60.000 rendez-vous reportés sur les différents sites du CHU de Charleroi
Nous avons contacté le CHU de Charleroi, soit l'entité qui supervise 4 hôpitaux, une clinique, des polycliniques et des centres de soins dans la région. Comme nous vous le disions dans l'histoire de Corinne, le CHU de Charleroi, comme tous les hôpitaux, a eu fort à faire en devant reprogrammer 60.000 rendez-vous prévus ces derniers mois.
Une prouesse administrative, rendu délicate par le fait qu'en temps normal, beaucoup de services sont déjà saturés. "Tous les rendez-vous fixés en juin sont annulés pour être reprogrammés progressivement. Les patients sont prévenus par SMS puis contactés personnellement par téléphone pour une reprogrammation. Le délai d’attente dépend de divers facteurs tels que la discipline médicale et, bien entendu, le degré d’urgence", nous précise Frédéric Dubois, responsable de la communication.
Pour établir ce degré d'urgence, des critères objectifs ont été établis avec l'aide du GBS, le Groupement des unions professionnelles Belges de médecins Spécialisés (voir les détails par spécialité, sur leur site). "Si le médecin spécialiste a décidé que ça pouvait attendre, c'est qu'il n'y avait sans doute pas un caractère d'urgence par rapport à d'autres consultations", raison pour laquelle le rendez-vous de Maria a été déprogrammé.
Le CHU "comprend cependant la colère", mais "demande de la compréhension de la part des patients, même si c'est difficile quand on ne se sent pas bien". Parallèlement à cela, le CHU rappelle que "les urgences n'ont jamais cessé de fonctionner, et on a un trauma center, avec bien sûr un cardiologue de garde en permanence". Donc en cas de grave malaise cardiaque, il était (et est donc toujours) possible de se faire soigner.

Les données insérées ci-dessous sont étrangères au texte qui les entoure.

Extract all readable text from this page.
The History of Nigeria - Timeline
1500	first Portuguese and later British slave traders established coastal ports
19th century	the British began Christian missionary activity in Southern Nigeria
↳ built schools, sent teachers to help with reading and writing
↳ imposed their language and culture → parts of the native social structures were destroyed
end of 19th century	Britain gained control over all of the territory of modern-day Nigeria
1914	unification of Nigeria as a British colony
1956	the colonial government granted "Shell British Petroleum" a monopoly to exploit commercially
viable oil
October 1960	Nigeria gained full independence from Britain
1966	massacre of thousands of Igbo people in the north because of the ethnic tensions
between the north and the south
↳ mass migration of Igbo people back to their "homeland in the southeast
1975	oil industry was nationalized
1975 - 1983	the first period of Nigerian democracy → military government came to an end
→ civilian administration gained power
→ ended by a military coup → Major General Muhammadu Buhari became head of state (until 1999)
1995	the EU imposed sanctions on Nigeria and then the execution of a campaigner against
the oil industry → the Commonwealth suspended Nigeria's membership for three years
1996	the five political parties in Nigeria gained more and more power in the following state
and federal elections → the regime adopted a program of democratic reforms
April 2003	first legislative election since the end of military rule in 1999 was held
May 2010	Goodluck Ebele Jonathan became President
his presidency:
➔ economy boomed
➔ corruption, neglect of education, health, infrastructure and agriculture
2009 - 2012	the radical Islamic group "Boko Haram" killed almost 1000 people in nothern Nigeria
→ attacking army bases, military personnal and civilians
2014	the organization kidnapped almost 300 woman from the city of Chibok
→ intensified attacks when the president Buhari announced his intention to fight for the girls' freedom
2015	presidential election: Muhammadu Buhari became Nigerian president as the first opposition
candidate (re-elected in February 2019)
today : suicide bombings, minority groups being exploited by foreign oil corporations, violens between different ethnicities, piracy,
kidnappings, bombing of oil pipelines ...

"La cardiologie tourne à 125%"
Les hôpitaux du CHU de Charleroi "fonctionnent quasi normalement, on a repris une grosse partie des consultations, mais à cause des 60.000 qu'il faut recaser, le retard ne va se récupérer que sur plusieurs mois". Sans oublier "la sécurité des patients quand ils viennent en consultation: on a du rajouter quelques minutes à la durée habituelle pour le nettoyage des points de contact".
De plus, certains services sont plus sollicités que d'autres. "En cardiologie, par exemple, le service fonctionne à 125% de ses capacités normales. Ça veut dire qu'on a étendu les plages horaires, pour pouvoir recaser un maximum de consultations. Et on a des possibilités de télémédecine assez avancées en télémédecine".
En conclusion: le CHU rassure: "on est opérationnel, et pour tout renseignement, il y a ce numéro: 071 92 25 11, puis les patients sont redirigés vers le service adéquat".